By Sabina Mollot
Sander Hicks, a Brooklyn Democrat who tried to run against Congresswoman Carolyn Maloney in the June primary — only to be knocked off the ballot after a challenge from another opponent — is hoping to run again as an independent candidate.
But first he’s suing the Board of Elections.
According to Hicks, he had nearly 5,500 signatures, which is far more than what he needed — 3,500 to run in the general election. However, he said after he submitted his petitions last month, the BOE responded in a letter to reject his petitions over the fact that he’d put two addresses on his cover sheet (one his residence, the other his office for mailing purposes.) The letter, Hicks said, was dated August 3, but he only received it a week later, and when he resubmitted the petitions on August 13, he was told he was too late. He filed his lawsuit on Friday in the New York City Supreme Court and served the board with papers on Tuesday.
“The legal department wouldn’t even meet with me,” Hicks said, calling the issue a “clerical error.”
He added, “The Board of Elections is a Kafka-esque bureaucracy and it doesn’t have to be that way.”
Adding insult to injury, he said, is that in his second attempt to get on the ballot, he’d had to petition during the hottest month of the year and spend a significant chunk of campaign cash to hire, at one point, half a dozen people to help collect signatures. “Some were okay, some were rock stars, super progressive,” he said.
During the primary race, Hicks got 2,100 signatures (well over the minimum 1,250). However, ultimately enough were successfully challenged as being invalid by a challenge filed in court by fellow Democrat Suraj Patel, that Hicks wasn’t allowed to run. He told Town & Village at the time he’d be running as an independent candidate in November. Meanwhile, this time, there’s been no challenge from another candidate.

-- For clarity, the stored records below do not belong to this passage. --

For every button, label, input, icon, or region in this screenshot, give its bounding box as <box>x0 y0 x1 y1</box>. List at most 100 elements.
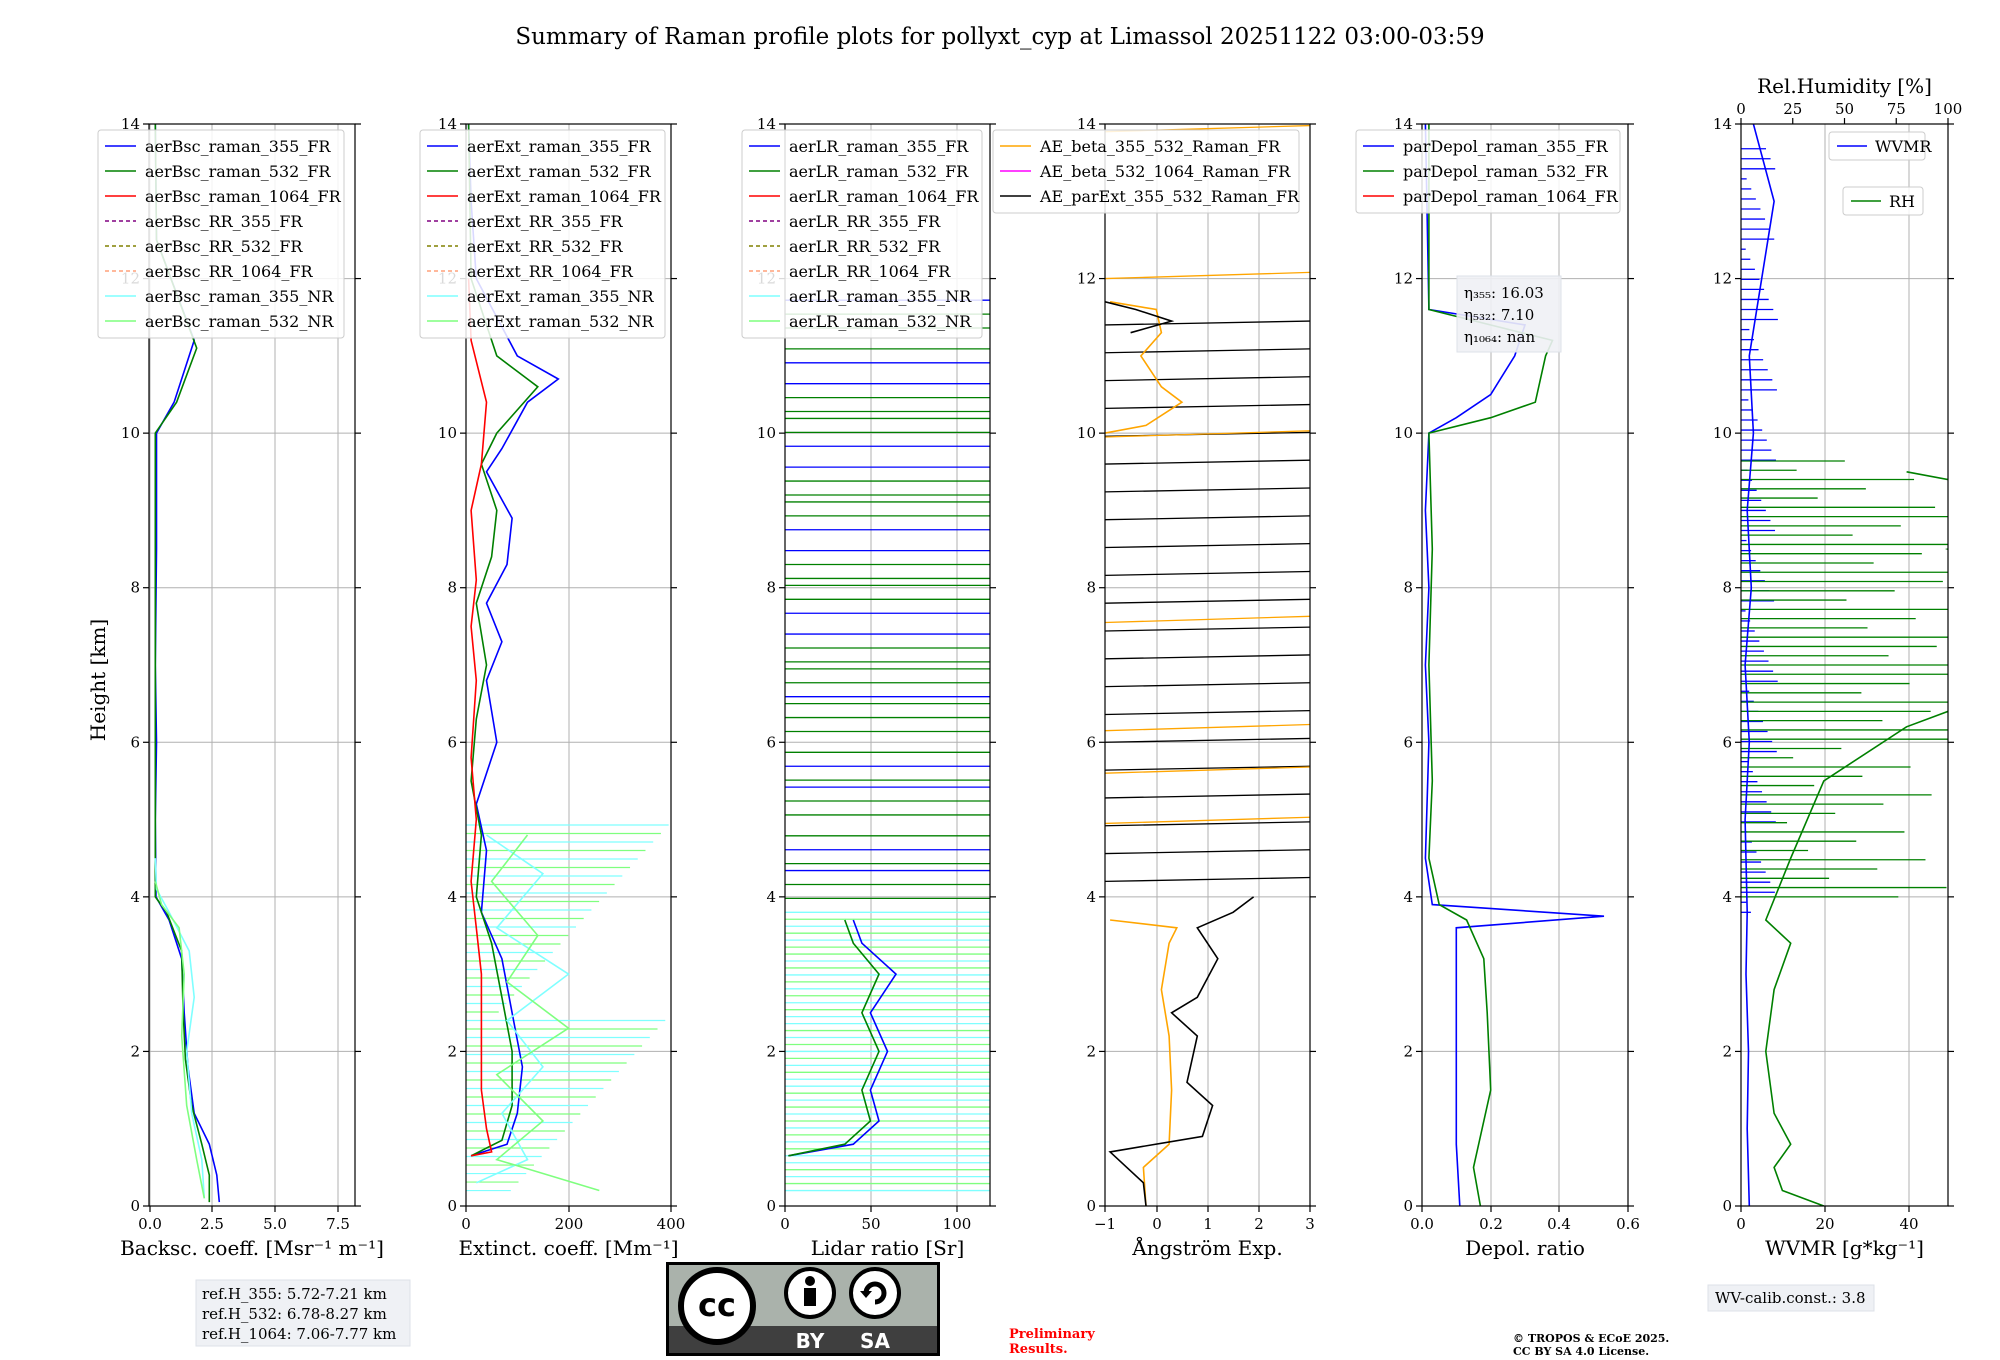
y-tick-label: 0 <box>1403 1197 1413 1215</box>
y-tick-label: 10 <box>121 424 140 442</box>
ae-streak <box>1105 570 1310 576</box>
wv-calib-box: WV-calib.const.: 3.8 <box>1707 1284 1875 1312</box>
share-alike-icon <box>849 1267 901 1319</box>
legend-box <box>97 129 345 339</box>
ae-streak <box>1105 626 1310 632</box>
profile-backscatter-3 <box>154 881 206 1199</box>
legend-entry: aerLR_raman_532_NR <box>789 312 972 331</box>
y-tick-label: 2 <box>766 1042 776 1060</box>
profile-wvmr-1 <box>1764 471 1948 1206</box>
legend-entry: parDepol_raman_1064_FR <box>1403 187 1619 206</box>
legend-entry: aerLR_RR_532_FR <box>789 237 941 256</box>
legend-entry: WVMR <box>1875 137 1932 156</box>
by-text: BY <box>796 1329 825 1353</box>
ae-streak <box>1105 543 1310 549</box>
panel-lidar_ratio: 02468101214050100Lidar ratio [Sr]aerLR_r… <box>741 115 996 1260</box>
legend-box <box>1828 131 1926 161</box>
x-tick-label: 0 <box>461 1215 471 1233</box>
y-tick-label: 4 <box>1086 888 1096 906</box>
x-tick-label: 0 <box>780 1215 790 1233</box>
ae-streak <box>1105 765 1310 771</box>
x-tick-label: 0.0 <box>138 1215 162 1233</box>
axes-frame <box>148 123 356 1207</box>
profile-extinction-1 <box>467 124 539 1157</box>
ae-streak-orange <box>1105 271 1310 280</box>
y-tick-label: 14 <box>757 115 776 133</box>
legend-entry: aerBsc_RR_1064_FR <box>145 262 314 281</box>
ae-streak-orange <box>1105 615 1310 624</box>
y-tick-label: 6 <box>766 733 776 751</box>
x-tick-label: 2.5 <box>200 1215 224 1233</box>
ae-streak <box>1105 598 1310 604</box>
profile-lidar_ratio-0 <box>788 919 898 1157</box>
y-tick-label: 2 <box>130 1042 140 1060</box>
x2-axis-label: Rel.Humidity [%] <box>1757 74 1932 98</box>
x-tick-label: 20 <box>1815 1215 1834 1233</box>
legend-entry: parDepol_raman_355_FR <box>1403 137 1609 156</box>
legend-entry: aerExt_RR_532_FR <box>467 237 624 256</box>
profile-angstrom-0 <box>1110 919 1179 1206</box>
legend-entry: AE_parExt_355_532_Raman_FR <box>1039 187 1300 206</box>
ae-streak <box>1105 821 1310 827</box>
y-tick-label: 2 <box>447 1042 457 1060</box>
ref-h-1064: ref.H_1064: 7.06-7.77 km <box>202 1325 396 1343</box>
legend-entry: aerLR_raman_532_FR <box>789 162 969 181</box>
x-tick-label: 0.0 <box>1410 1215 1434 1233</box>
y-tick-label: 10 <box>1394 424 1413 442</box>
legend-entry: aerBsc_raman_1064_FR <box>145 187 342 206</box>
cc-license-badge: cc BY SA <box>666 1262 940 1356</box>
preliminary-line1: Preliminary <box>1009 1327 1095 1342</box>
y-tick-label: 6 <box>1086 733 1096 751</box>
legend-entry: aerLR_RR_355_FR <box>789 212 941 231</box>
x2-tick-label: 25 <box>1783 100 1802 118</box>
x-axis-label: Backsc. coeff. [Msr⁻¹ m⁻¹] <box>120 1236 384 1260</box>
profile-extinction-4 <box>490 834 600 1192</box>
eta-label: η₅₃₂: 7.10 <box>1464 306 1534 324</box>
y-tick-label: 0 <box>766 1197 776 1215</box>
copyright-line2: CC BY SA 4.0 License. <box>1513 1345 1649 1358</box>
legend-entry: aerExt_raman_1064_FR <box>467 187 662 206</box>
profile-extinction-3 <box>475 834 570 1184</box>
ae-streak <box>1105 403 1310 410</box>
y-tick-label: 14 <box>438 115 457 133</box>
y-tick-label: 2 <box>1722 1042 1732 1060</box>
x-tick-label: 0.6 <box>1616 1215 1640 1233</box>
legend-box <box>992 129 1300 214</box>
figure-title: Summary of Raman profile plots for polly… <box>515 24 1484 50</box>
y-tick-label: 10 <box>1077 424 1096 442</box>
ae-streak-orange <box>1105 430 1310 438</box>
wv-calib-text: WV-calib.const.: 3.8 <box>1715 1289 1866 1307</box>
legend-entry: aerLR_raman_355_NR <box>789 287 972 306</box>
legend-entry: aerExt_raman_532_NR <box>467 312 655 331</box>
x-axis-label: Extinct. coeff. [Mm⁻¹] <box>458 1236 678 1260</box>
legend-box <box>1842 186 1924 216</box>
y-tick-label: 8 <box>1403 579 1413 597</box>
ae-streak <box>1105 376 1310 382</box>
y-tick-label: 0 <box>447 1197 457 1215</box>
y-tick-label: 8 <box>130 579 140 597</box>
ae-streak-orange <box>1105 723 1310 732</box>
x-tick-label: 0 <box>1736 1215 1746 1233</box>
y-tick-label: 4 <box>447 888 457 906</box>
panel-extinction: 024681012140200400Extinct. coeff. [Mm⁻¹]… <box>419 115 685 1260</box>
profile-angstrom-1 <box>1108 896 1255 1206</box>
y-tick-label: 6 <box>1403 733 1413 751</box>
y-tick-label: 4 <box>766 888 776 906</box>
y-tick-label: 4 <box>1722 888 1732 906</box>
sa-text: SA <box>860 1329 890 1353</box>
y-tick-label: 4 <box>130 888 140 906</box>
x-tick-label: 40 <box>1899 1215 1918 1233</box>
ae-streak <box>1105 320 1310 326</box>
ref-height-box: ref.H_355: 5.72-7.21 km ref.H_532: 6.78-… <box>195 1279 411 1347</box>
legend-entry: aerBsc_raman_532_FR <box>145 162 331 181</box>
y-tick-label: 6 <box>1722 733 1732 751</box>
legend-entry: aerBsc_RR_355_FR <box>145 212 303 231</box>
legend-entry: aerExt_raman_355_NR <box>467 287 655 306</box>
y-tick-label: 10 <box>757 424 776 442</box>
ae-streak <box>1105 348 1310 354</box>
x-axis-label: Lidar ratio [Sr] <box>811 1236 965 1260</box>
x-tick-label: 5.0 <box>263 1215 287 1233</box>
profile-lines <box>1105 124 1310 1206</box>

In response, a representative for the BOE confirmed the lawsuit, and said that Hicks was 10 days late in filing his independent nomination, which was due on August 3. There will be a hearing in court on August 30.
Hicks, who owns a carpentry business in Maspeth and used to be an independent publisher, has written two books alleging 9/11 coverups. They are Slingshot to the Juggernaut: Total Resistance to the Death Machine Means Complete Love of the Truth (2012) and The Big Wedding: 9/11, the Whistle-Blowers & The Cover-Up (2005).
His platform, along with calling for more independent investigation into the 2001 terror attacks, is also anti-Zionist, and he considers himself a peace activist. He has blasted Maloney over her support of Israel and other issues.
If Hicks’ lawsuit is successful, he’ll face off against Maloney, Green Party candidate Scott Hutchins and Republican Eliot Rabin.